Little Vanna, Jean’s youngest daughter, had been brought up by her parents to consider herself as equally the child of themselves and “Mother Wanna” and had shown herself delightfully eager to avail herself of the privilege.

“You’ve gotten only one mummie; I’se two!” was one of the earliest boasts by which she endeavoured to demonstrate her superiority over her sisters. She was a delightful little person, pretty, as were all Jean’s children, with her mother’s dark, cloud-like hair, and her father’s hazel eyes; affectionate, strong-willed, and already, at five years old, amusingly conscious of the powers of a dimpled cheek and a beguiling lisp, to gain for her the ambition of the minute.

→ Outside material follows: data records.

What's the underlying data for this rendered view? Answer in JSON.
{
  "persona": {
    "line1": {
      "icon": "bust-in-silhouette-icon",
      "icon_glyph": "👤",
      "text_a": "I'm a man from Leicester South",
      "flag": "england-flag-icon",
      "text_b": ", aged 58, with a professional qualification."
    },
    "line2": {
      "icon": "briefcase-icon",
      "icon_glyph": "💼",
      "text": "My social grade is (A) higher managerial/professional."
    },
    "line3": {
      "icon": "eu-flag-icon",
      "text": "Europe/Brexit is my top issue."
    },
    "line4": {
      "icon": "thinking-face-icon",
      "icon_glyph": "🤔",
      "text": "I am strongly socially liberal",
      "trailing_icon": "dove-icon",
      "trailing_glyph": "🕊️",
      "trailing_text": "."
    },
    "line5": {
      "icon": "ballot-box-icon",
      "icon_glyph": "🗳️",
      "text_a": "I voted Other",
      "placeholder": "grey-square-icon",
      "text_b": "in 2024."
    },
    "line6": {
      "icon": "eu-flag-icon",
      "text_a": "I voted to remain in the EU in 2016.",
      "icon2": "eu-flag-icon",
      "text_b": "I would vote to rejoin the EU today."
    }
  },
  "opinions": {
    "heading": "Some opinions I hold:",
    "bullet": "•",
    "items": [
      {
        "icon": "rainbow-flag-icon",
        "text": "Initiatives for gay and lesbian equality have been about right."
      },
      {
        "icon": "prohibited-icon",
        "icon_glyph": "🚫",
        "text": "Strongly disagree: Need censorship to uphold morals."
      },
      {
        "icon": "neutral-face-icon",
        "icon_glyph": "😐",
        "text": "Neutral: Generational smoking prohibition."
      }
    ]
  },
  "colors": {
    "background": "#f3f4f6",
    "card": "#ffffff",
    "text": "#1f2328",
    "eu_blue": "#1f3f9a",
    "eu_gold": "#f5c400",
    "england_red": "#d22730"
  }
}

Jean had faithfully kept her promise of allowing her friend to adopt the small Vanna financially as well as mentally; and if it was a delightful task to purchase her small garments, it was still more thrilling to plan for years ahead. Little Vanna must have an education to fit her for her place in life. Her talents from the beginning should receive the most skilful training; she should be taken abroad to learn languages in the only way in which they can be truly mastered; if her attainments justified she should go on to College; if she preferred a social life, she should enjoy it to the full. Privately Vanna cherished the hope that her fledgling might develop not into a grave student but into a natural, light-hearted girl, whose happiness might atone to her in some wise for her own blighted youth. All that love, and money, and the most careful forethought could do, should be done to secure for the second Vanna an unclouded girlhood. In imagination she pictured her in the various stages of growth; the schoolgirl coming home from school, to be taken for holiday trips abroad; the gayest, least responsible of companions, running short of pocket-money, mislaying her effects, full of wild, impractical plans; later on the débutante, a tall, dim maiden, reviving memories of her lovely mother at the same age, attiring herself in a filmy white gown, peeping with sparkling eyes inside a jeweller’s case, showering sweet kisses as thanks. Later on, the coming of Prince Charming—a Prince Charming who could be welcomed without a pang, for, thank God, there were no dark pages in the history of this second Vanna. Finally a marriage, with its happy bustle of preparation, trousseau buying, and furnishings, the interests of the young home; children of the third generation. The future could not be blank with such an interest as this in prospect!

The church clock at the corner of the street had just struck five as Vanna knocked at the door of Robert Gloucester’s house. It was the children’s hour, when Jean was sure to be found in the den striving to amuse her three little daughters, while each vied with each other in the effort to attract the largest share of attention.